Ma oggi, ad appena sei mesi dalla data del referendum, tutto sembra indicare che il governo di Khartoum cercherà di minare le elezioni, o comunque di alterare i risultati. Il partito al governo (National Congress Party) ha di fatto bloccato quasi tutti i punti previsti dagli accordi di pace del 2005, e le elezioni dello scorso aprile – in cui si sono verificati molti casi di brogli – sono un precedente inquietante. Se a gennaio il referendum non ci sarà, o se i risultato saranno alterati, allora il conflitto sarà inevitabile. Entrambe le parti hanno continuato ad armare i loro eserciti dal 2005 e quindi è probabile che lo scontro tra nord e sud sarà ancora più violento che in passato. E se il conflitto riesplode nel sud, allora sicuramente esploderà di nuovo anche quello nel Darfur.

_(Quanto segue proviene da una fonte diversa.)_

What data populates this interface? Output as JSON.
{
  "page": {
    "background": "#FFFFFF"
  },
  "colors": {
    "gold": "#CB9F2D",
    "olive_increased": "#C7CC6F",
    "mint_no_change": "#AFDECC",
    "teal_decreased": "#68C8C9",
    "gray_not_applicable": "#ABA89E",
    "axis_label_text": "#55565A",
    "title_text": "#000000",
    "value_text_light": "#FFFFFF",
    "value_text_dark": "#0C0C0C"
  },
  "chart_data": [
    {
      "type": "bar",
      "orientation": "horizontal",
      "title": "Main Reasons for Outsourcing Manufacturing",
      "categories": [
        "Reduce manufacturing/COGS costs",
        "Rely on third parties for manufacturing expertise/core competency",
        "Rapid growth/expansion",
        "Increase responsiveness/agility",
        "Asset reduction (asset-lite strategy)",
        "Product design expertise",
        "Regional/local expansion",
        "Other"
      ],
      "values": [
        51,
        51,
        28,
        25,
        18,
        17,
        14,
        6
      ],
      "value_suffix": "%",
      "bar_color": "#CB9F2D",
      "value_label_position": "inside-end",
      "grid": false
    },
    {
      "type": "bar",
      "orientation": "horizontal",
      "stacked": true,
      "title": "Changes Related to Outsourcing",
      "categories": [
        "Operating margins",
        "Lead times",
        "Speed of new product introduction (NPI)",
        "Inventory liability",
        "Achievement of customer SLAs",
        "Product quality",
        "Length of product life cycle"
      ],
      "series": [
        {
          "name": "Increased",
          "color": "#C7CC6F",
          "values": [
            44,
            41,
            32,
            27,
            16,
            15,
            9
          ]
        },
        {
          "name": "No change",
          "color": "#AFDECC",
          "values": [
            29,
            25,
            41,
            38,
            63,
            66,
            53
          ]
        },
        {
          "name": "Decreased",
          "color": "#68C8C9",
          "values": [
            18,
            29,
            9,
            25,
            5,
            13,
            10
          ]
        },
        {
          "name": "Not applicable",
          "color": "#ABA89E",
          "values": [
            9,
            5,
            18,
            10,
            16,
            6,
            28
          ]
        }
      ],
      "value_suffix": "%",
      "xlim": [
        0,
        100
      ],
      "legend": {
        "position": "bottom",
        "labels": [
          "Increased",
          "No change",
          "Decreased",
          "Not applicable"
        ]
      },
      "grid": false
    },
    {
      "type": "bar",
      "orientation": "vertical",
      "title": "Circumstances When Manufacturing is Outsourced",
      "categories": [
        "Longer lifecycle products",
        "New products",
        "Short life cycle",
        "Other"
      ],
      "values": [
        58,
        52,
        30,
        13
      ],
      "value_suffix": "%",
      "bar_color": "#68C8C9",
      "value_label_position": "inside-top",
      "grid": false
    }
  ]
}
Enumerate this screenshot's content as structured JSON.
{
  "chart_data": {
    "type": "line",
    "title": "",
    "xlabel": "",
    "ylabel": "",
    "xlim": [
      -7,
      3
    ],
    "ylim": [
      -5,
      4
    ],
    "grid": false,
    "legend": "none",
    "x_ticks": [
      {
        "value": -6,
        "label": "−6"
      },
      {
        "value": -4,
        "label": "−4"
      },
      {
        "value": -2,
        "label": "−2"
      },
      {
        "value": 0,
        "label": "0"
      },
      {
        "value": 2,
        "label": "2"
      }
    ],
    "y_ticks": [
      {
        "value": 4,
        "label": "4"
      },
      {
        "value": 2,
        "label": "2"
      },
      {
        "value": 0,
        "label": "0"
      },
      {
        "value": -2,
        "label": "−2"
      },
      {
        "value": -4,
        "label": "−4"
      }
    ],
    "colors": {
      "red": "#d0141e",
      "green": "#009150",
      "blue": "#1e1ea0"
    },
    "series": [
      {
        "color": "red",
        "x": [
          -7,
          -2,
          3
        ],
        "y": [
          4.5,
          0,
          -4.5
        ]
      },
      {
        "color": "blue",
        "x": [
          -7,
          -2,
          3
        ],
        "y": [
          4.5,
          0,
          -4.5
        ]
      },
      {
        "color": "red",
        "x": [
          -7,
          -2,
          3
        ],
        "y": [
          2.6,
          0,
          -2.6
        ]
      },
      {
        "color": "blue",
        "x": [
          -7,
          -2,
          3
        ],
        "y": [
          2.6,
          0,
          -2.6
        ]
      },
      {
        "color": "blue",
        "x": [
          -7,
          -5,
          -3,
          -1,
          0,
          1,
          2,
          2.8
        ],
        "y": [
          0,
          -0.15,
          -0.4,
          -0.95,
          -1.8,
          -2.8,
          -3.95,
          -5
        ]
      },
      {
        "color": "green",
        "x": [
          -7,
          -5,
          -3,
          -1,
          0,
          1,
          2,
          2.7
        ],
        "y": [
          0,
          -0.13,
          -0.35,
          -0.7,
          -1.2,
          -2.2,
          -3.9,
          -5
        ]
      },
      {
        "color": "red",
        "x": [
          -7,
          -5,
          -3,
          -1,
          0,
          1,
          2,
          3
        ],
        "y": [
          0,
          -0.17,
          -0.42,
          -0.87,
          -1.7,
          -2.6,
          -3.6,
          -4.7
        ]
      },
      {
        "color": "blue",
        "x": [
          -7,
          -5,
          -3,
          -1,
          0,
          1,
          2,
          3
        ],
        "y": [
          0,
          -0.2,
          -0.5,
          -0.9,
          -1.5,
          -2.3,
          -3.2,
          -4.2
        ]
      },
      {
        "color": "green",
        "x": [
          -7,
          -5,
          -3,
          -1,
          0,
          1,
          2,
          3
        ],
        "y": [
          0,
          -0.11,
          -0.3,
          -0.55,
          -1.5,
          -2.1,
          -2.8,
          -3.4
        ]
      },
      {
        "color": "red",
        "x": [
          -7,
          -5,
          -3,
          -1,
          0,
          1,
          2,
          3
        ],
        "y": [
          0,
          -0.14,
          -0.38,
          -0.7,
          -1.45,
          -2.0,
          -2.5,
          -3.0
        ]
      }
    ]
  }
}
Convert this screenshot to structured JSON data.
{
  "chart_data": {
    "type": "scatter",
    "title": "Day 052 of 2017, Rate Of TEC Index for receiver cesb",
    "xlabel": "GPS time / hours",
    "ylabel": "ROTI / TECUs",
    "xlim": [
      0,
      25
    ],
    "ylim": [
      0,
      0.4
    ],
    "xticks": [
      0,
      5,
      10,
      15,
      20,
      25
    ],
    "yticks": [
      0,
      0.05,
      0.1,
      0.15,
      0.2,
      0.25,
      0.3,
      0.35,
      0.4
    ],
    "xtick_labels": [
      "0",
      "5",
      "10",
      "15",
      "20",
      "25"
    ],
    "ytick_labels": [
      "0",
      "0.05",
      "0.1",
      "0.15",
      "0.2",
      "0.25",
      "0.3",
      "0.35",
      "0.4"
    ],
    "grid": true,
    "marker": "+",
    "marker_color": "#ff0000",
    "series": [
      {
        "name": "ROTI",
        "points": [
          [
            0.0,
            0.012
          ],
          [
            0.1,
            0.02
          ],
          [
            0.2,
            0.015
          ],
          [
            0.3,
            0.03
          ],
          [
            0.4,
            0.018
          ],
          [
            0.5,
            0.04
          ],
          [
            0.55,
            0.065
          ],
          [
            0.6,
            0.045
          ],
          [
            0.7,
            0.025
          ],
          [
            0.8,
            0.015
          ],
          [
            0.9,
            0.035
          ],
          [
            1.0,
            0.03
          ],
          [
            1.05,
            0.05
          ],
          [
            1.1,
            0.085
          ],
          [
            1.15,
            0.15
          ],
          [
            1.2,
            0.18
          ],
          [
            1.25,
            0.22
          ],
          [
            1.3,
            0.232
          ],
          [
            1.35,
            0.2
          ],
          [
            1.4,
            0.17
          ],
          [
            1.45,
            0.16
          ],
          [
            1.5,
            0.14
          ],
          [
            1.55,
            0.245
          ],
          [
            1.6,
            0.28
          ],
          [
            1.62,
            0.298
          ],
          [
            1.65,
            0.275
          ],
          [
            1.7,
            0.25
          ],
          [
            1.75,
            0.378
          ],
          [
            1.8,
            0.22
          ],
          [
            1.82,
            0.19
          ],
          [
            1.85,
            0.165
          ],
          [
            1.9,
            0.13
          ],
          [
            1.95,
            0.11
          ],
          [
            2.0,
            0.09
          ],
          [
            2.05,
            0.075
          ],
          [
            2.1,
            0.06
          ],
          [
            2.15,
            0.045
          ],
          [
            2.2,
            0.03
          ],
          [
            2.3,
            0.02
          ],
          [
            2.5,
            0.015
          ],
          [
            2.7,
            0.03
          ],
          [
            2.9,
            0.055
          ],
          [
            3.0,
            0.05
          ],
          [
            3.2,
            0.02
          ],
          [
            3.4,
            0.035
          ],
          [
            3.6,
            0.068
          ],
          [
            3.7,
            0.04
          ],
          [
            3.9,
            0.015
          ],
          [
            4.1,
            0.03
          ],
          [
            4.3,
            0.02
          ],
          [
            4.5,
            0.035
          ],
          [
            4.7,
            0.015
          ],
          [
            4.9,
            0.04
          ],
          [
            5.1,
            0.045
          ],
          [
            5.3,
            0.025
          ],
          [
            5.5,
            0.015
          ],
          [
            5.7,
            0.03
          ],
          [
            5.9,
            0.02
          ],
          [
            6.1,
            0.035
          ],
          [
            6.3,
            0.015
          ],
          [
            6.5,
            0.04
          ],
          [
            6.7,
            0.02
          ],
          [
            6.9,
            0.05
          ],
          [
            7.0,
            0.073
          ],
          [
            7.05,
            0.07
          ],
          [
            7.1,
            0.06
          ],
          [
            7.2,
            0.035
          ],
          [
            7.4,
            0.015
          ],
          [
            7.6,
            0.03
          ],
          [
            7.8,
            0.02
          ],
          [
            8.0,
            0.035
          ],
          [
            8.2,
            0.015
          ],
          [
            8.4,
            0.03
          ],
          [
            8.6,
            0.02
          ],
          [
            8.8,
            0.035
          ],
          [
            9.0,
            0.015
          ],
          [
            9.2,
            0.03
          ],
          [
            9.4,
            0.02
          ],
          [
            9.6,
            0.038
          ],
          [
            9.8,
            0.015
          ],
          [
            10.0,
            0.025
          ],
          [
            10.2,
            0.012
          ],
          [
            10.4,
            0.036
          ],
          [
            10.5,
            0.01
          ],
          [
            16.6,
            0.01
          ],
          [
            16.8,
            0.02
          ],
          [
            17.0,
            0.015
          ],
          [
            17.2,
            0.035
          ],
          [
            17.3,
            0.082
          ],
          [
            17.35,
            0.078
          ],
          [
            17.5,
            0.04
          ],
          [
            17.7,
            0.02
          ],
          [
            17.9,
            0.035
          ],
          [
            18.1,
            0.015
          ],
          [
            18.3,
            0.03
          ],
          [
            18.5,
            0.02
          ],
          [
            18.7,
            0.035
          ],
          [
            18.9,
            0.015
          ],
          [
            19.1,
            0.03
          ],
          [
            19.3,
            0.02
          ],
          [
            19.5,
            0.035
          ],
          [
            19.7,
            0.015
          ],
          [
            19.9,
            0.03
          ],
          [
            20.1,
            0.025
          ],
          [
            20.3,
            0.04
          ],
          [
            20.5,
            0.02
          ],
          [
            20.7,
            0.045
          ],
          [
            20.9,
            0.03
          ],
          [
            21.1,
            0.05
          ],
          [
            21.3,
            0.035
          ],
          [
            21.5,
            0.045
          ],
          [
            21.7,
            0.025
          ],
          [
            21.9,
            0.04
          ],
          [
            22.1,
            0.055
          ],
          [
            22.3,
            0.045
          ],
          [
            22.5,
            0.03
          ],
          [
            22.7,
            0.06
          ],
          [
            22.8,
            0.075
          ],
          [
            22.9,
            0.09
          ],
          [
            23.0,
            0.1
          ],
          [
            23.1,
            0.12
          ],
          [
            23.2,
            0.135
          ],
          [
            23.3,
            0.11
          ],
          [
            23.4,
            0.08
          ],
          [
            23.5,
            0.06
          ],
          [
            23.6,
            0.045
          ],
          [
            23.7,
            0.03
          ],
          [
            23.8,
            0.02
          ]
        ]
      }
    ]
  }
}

Dave Eggers si chiede come sia stato possibile riuscire ad annullare i passi avanti fatti grazie alla politica diplomatica degli Stati Uniti nel 2005. E si domanda che cosa potrebbe fare ora l’amministrazione Obama per cercare di prevenire una nuova guerra che causerebbe sicuramente milioni di morti.

Gli Stati Uniti dovrebbero minacciare di colpire il paese con pesanti sanzioni: bloccare gli aiuti per la riduzione del debito attualmente previsti dal Fondo Monetario Internazionale; supportare i mandati d’arresto emessi dalla Corte Penale Internazionale (incluso quello emesso nei giorni scorsi contro il presidente del Sudan Omar Hassan al-Bashir, accusato di genocidio in Darfur); rafforzare l’embargo sulle armi e fornire ulteriore supporto al sud.

Ma perché questo sforzo diplomatico produca dei risultati, la controproposta dovrebbe prevedere anche degli incentivi: se – e solo se – la pace davvero arriverà in Sudan, gli Stati Uniti potrebbero offrire una sospensione di un anno per i mandati d’arresto emessi dalla Corte Penale Internazionale e una normalizzazione dei rapporti tra Khartoum e Washington. A quel punto dovrebbero anche garantire immediatamente il loro aiuto alle forze delle Nazioni Unite e dell’Unione Africana per cercare di mettere fine al conflitto nel Darfour.

Bill Clinton dice che il suo più grande rimpianto è quello di non avere fatto abbastanza per fermare il genocidio in Rwanda. Questo è il “Rwanda moment” di Obama, e sta accadendo adesso, in slow motion. Non è troppo tardi per prevenire la prossima guerra in Sudan, e proteggere la pace che aiutammo a costruire appena cinque anni fa.